Von Sigrid Fischer | 30.11.2015
    Günther Jauch in seiner Talkshow.
    Für ihn ist Schluss: Am Sonntagabend lief Günther Jauchs letzte Talkshow im Ersten. (dpa / Paul Zinken)
    "Wer ist da bitte? Mein Name ist Jauch, 'Wer wird Millionär', ist so ne Fernsehsendung – ach du dicke Minna."
    Das ist der beliebte Quizmaster und Millionärsmacher Günther Jauch am Montagabend im Privatfernsehen. Und das:
    "Guten Abend zum letzten Mal aus dem Gasometer in Berlin."
    Das war der Talkmaster und Journalistendarsteller Günther Jauch am Sonntagabend im Ersten. Gestern saß er etwas staatstragend da, im schwarzen Anzug mit dunkler Krawatte und nur einem Gast: Finanzminister Wolfgang Schäuble.
    In der RTL-Quizshow braucht Jauch seine Moderationskarten nur für die Einstiegsfrage, den Rest improvisiert er sich spontan und souverän, witzig und schlagfertig zusammen. Kein Thema, dem er nicht gewachsen wäre.
    "Glibschnase, Glubschauge, Flitschzunge oder Flutschfinger"
    Am Sonntagabend in der ARD dagegen klammerte er sich an seine Notizen, hangelte sich oft von Frage zu Frage. In kontroverser Diskussionsführung ungeübt, politisch und historisch zu uninformiert, lag ihm das Menscheln immer mehr.
    "Ihre Frau ist leider nicht dabei, sie kann nicht widersprechen, das nutzen Sie aber gerade doch aus."
    Ein angestrengter Gesichtsausdruck macht noch keinen guten Polittalker
    20 Jahre Stern-TV auf RTL, da bleibt was hängen: Mit den weichen Themen – Bildung, Gesundheit, Soziales, kam Günther Jauch klar. Mit den harten politischen war er meist überfordert, ob mit oder ohne pöbelnde AFDler in der Runde. Höhepunkt seiner journalistisch unbedarften Herangehensweise war die Sendung um Varoufakis Stinkefinger.
    "Stick the finger to germany and say: well, you can solve the problem by yourself."
    Ein Videozitat, vorsätzlich aus dem Zusammenhang gerissen, erweckte den Eindruck, der damalige griechische Finanzminister zeige den Deutschen den ausgestreckten Mittelfinger. Ausgerechnet die Satire hat den ARD-Fake sehr brillant entlarvt, Jan Böhmermann auf ZDF-NEO:
    "Liebe Jauch-Redaktion, Ihr habt das Video aus dem Zusammenhang gerissen und einen griechischen Politiker am Stinkefinger durchs Studio gezogen, damit sich Mutti und Vati abends nach dem Tatort noch mal schön aufregen können: Der Ausländer, raus aus Europa mit dem, er ist arm und nimmt uns Deutschen das Geld weg."

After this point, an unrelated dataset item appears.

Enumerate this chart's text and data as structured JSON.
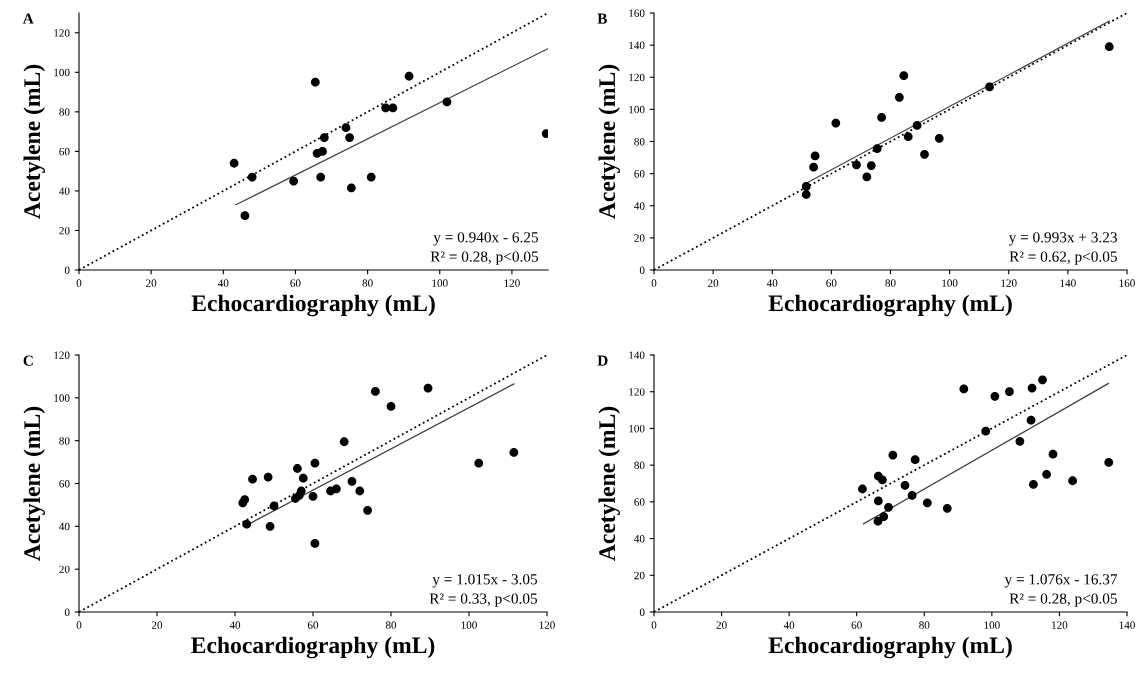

    Fotos in Hemdsärmeln und Redaktionskulisse mit angestrengtem Gesichtsausdruck auf der öffentlich-rechtlichen Webseite machen eben noch keinen kompetenten Polittalker.

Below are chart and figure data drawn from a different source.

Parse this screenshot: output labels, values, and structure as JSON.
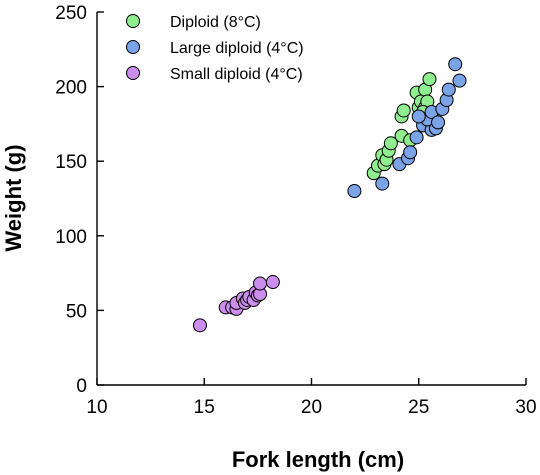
{
  "chart_data": {
    "type": "scatter",
    "xlabel": "Fork length (cm)",
    "ylabel": "Weight (g)",
    "xlim": [
      10,
      30
    ],
    "ylim": [
      0,
      250
    ],
    "xticks": [
      10,
      15,
      20,
      25,
      30
    ],
    "yticks": [
      0,
      50,
      100,
      150,
      200,
      250
    ],
    "grid": false,
    "legend": "top-left",
    "series": [
      {
        "name": "Diploid (8°C)",
        "color": "#90EE90",
        "points": [
          [
            22.9,
            142
          ],
          [
            23.1,
            147
          ],
          [
            23.3,
            154
          ],
          [
            23.4,
            148
          ],
          [
            23.5,
            151
          ],
          [
            23.6,
            157
          ],
          [
            23.7,
            162
          ],
          [
            24.2,
            167
          ],
          [
            24.2,
            180
          ],
          [
            24.3,
            184
          ],
          [
            24.6,
            164
          ],
          [
            24.9,
            196
          ],
          [
            25.0,
            186
          ],
          [
            25.1,
            190
          ],
          [
            25.3,
            198
          ],
          [
            25.5,
            205
          ],
          [
            25.3,
            186
          ],
          [
            25.4,
            190
          ],
          [
            25.2,
            183
          ],
          [
            25.6,
            181
          ]
        ]
      },
      {
        "name": "Large diploid (4°C)",
        "color": "#7BA3E8",
        "points": [
          [
            22.0,
            130
          ],
          [
            23.3,
            135
          ],
          [
            24.1,
            148
          ],
          [
            24.5,
            152
          ],
          [
            24.6,
            156
          ],
          [
            24.9,
            166
          ],
          [
            25.2,
            174
          ],
          [
            25.6,
            171
          ],
          [
            25.8,
            172
          ],
          [
            25.4,
            178
          ],
          [
            25.6,
            183
          ],
          [
            25.9,
            176
          ],
          [
            26.1,
            185
          ],
          [
            26.3,
            191
          ],
          [
            26.4,
            198
          ],
          [
            26.7,
            215
          ],
          [
            26.9,
            204
          ],
          [
            25.0,
            180
          ]
        ]
      },
      {
        "name": "Small diploid (4°C)",
        "color": "#CC8EEC",
        "points": [
          [
            14.8,
            40
          ],
          [
            16.0,
            52
          ],
          [
            16.3,
            52
          ],
          [
            16.5,
            51
          ],
          [
            16.5,
            55
          ],
          [
            16.8,
            58
          ],
          [
            16.9,
            55
          ],
          [
            17.0,
            57
          ],
          [
            17.1,
            59
          ],
          [
            17.3,
            57
          ],
          [
            17.4,
            62
          ],
          [
            17.5,
            60
          ],
          [
            17.6,
            61
          ],
          [
            17.6,
            68
          ],
          [
            18.2,
            69
          ]
        ]
      }
    ]
  }
}
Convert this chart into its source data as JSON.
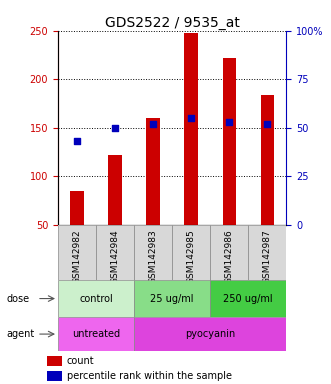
{
  "title": "GDS2522 / 9535_at",
  "samples": [
    "GSM142982",
    "GSM142984",
    "GSM142983",
    "GSM142985",
    "GSM142986",
    "GSM142987"
  ],
  "counts": [
    85,
    122,
    160,
    248,
    222,
    184
  ],
  "percentiles": [
    43,
    50,
    52,
    55,
    53,
    52
  ],
  "left_ylim": [
    50,
    250
  ],
  "right_ylim": [
    0,
    100
  ],
  "left_yticks": [
    50,
    100,
    150,
    200,
    250
  ],
  "right_yticks": [
    0,
    25,
    50,
    75,
    100
  ],
  "right_yticklabels": [
    "0",
    "25",
    "50",
    "75",
    "100%"
  ],
  "bar_color": "#cc0000",
  "dot_color": "#0000bb",
  "dose_groups": [
    {
      "label": "control",
      "start": 0,
      "end": 2,
      "color": "#ccf0cc"
    },
    {
      "label": "25 ug/ml",
      "start": 2,
      "end": 4,
      "color": "#88dd88"
    },
    {
      "label": "250 ug/ml",
      "start": 4,
      "end": 6,
      "color": "#44cc44"
    }
  ],
  "agent_groups": [
    {
      "label": "untreated",
      "start": 0,
      "end": 2,
      "color": "#ee66ee"
    },
    {
      "label": "pyocyanin",
      "start": 2,
      "end": 6,
      "color": "#dd44dd"
    }
  ],
  "dose_label": "dose",
  "agent_label": "agent",
  "legend_count_label": "count",
  "legend_pct_label": "percentile rank within the sample",
  "left_axis_color": "#cc0000",
  "right_axis_color": "#0000bb",
  "title_fontsize": 10,
  "tick_label_fontsize": 7,
  "sample_label_fontsize": 6.5,
  "annot_fontsize": 7,
  "bar_width": 0.35
}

    "Lutschkraken, Saughummer, Blaskrabben, Leckmuscheln"
    "Da kann ich jetzt weiterhelfen: Wir leben in einem Land, in dem Günther Jauch ungestraft die Berufsbezeichnung ‚Journalist' tragen darf."

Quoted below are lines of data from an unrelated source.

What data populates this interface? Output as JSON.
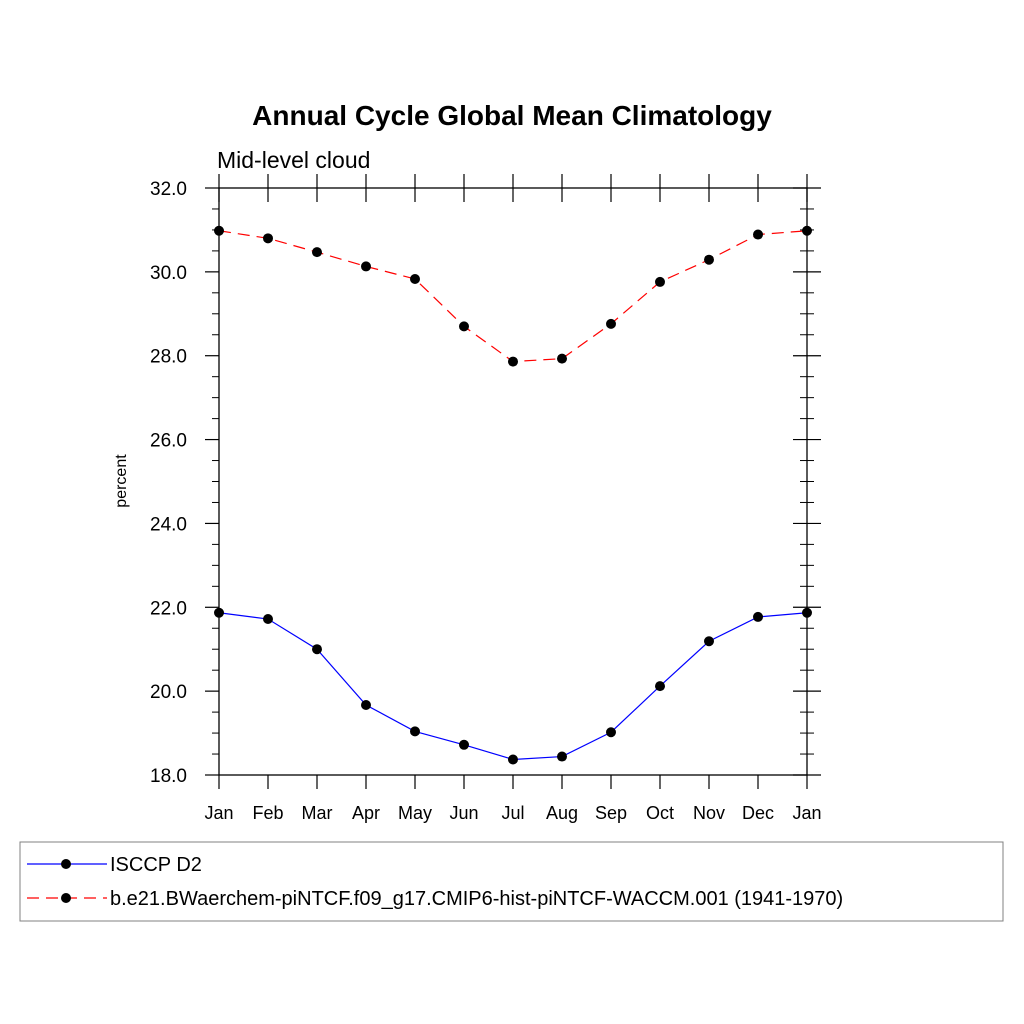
{
  "chart_data": {
    "type": "line",
    "title": "Annual Cycle Global Mean Climatology",
    "subtitle": "Mid-level cloud",
    "ylabel": "percent",
    "xlabel": "",
    "categories": [
      "Jan",
      "Feb",
      "Mar",
      "Apr",
      "May",
      "Jun",
      "Jul",
      "Aug",
      "Sep",
      "Oct",
      "Nov",
      "Dec",
      "Jan"
    ],
    "ylim": [
      18.0,
      32.0
    ],
    "yticks": [
      "18.0",
      "20.0",
      "22.0",
      "24.0",
      "26.0",
      "28.0",
      "30.0",
      "32.0"
    ],
    "grid": false,
    "legend_position": "bottom",
    "series": [
      {
        "name": "ISCCP D2",
        "color": "#0000ff",
        "line_style": "solid",
        "marker": "filled-circle",
        "values": [
          21.87,
          21.72,
          21.0,
          19.67,
          19.04,
          18.72,
          18.37,
          18.44,
          19.02,
          20.12,
          21.19,
          21.77,
          21.87
        ]
      },
      {
        "name": "b.e21.BWaerchem-piNTCF.f09_g17.CMIP6-hist-piNTCF-WACCM.001 (1941-1970)",
        "color": "#ff0000",
        "line_style": "dashed",
        "marker": "filled-circle",
        "values": [
          30.98,
          30.8,
          30.47,
          30.13,
          29.83,
          28.7,
          27.86,
          27.93,
          28.76,
          29.76,
          30.29,
          30.89,
          30.98
        ]
      }
    ]
  }
}
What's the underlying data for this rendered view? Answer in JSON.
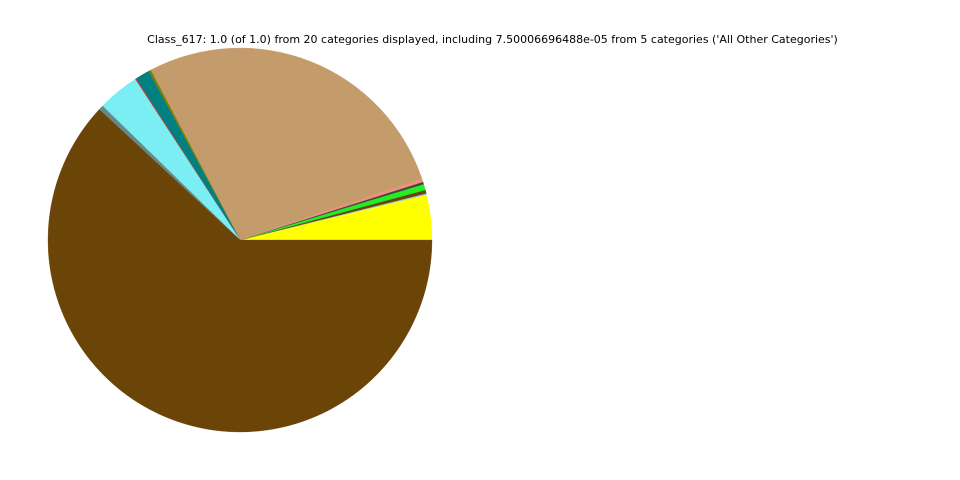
{
  "chart_data": {
    "type": "pie",
    "title": "Class_617: 1.0 (of 1.0) from 20 categories displayed, including 7.50006696488e-05 from 5 categories ('All Other Categories')",
    "start_angle_deg": 0,
    "direction": "counterclockwise",
    "legend": "none",
    "values": [
      0.038,
      0.001,
      0.003,
      0.005,
      0.002,
      0.003,
      0.275,
      0.002,
      0.012,
      0.001,
      0.035,
      0.004,
      0.619
    ],
    "colors": [
      "#ffff00",
      "#87ceeb",
      "#6b4508",
      "#22ee22",
      "#444444",
      "#f0907a",
      "#c49c6c",
      "#808000",
      "#008080",
      "#cc3333",
      "#7beef4",
      "#668888",
      "#6b4508"
    ]
  }
}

    Gestern abend war der sichtlich bemüht, Kritiker wie den Kabarettisten Max Uthoff Lügen zu strafen, indem er, wie selten zuvor, mal nachhakte:
    "Auch wenn zu befürchten ist, dass sie wieder durchschnaufen – nur Mut, nur Mut."
    Kein Erkenntnisgewinn, kein Mehrwert
    Das angespannte Verhältnis zwischen Schäuble und Merkel in Sachen Flüchtlingspolitik sprach er mehrmals an, und schaffte es ein, zwei mal, sein Gegenüber zu nerven.
    "Das muss man nicht ernst nehmen, lassen Sie uns über was Vernünftiges reden."
    Trotzdem, Mehrwert und Erkenntnisgewinn, beides hat der ARD Programmbeirat bei Jauch schon 2012 vermisst, das brachte auch der gestrige Abend nicht. Aber: Bei nur einem Gast konnte immerhin die Gesprächsleitung nicht entgleiten.
    Günther Jauch wollte sich selbst den Journalisten unbedingt beweisen, und vielleicht auch seinem Vater, dem Journalisten Ernst Alfred Jauch, posthum. Aber ihn trifft wenig Schuld: man wird sich ja noch überschätzen dürfen. Und er korrigiert jetzt die Fehlentscheidung der quotenversessenen ARD, indem er geht. Mit einem letzten Versuch, Wolfgang Schäuble doch noch eine Neuigkeit zu entlocken.
    "Schließen Sie eine erneute Kandidatur für den Bundestag aus? – Ich hab gehört Sie wollen die Sendung nicht weiter machen, sonst könnten wir in zwei Jahren drüber sprechen."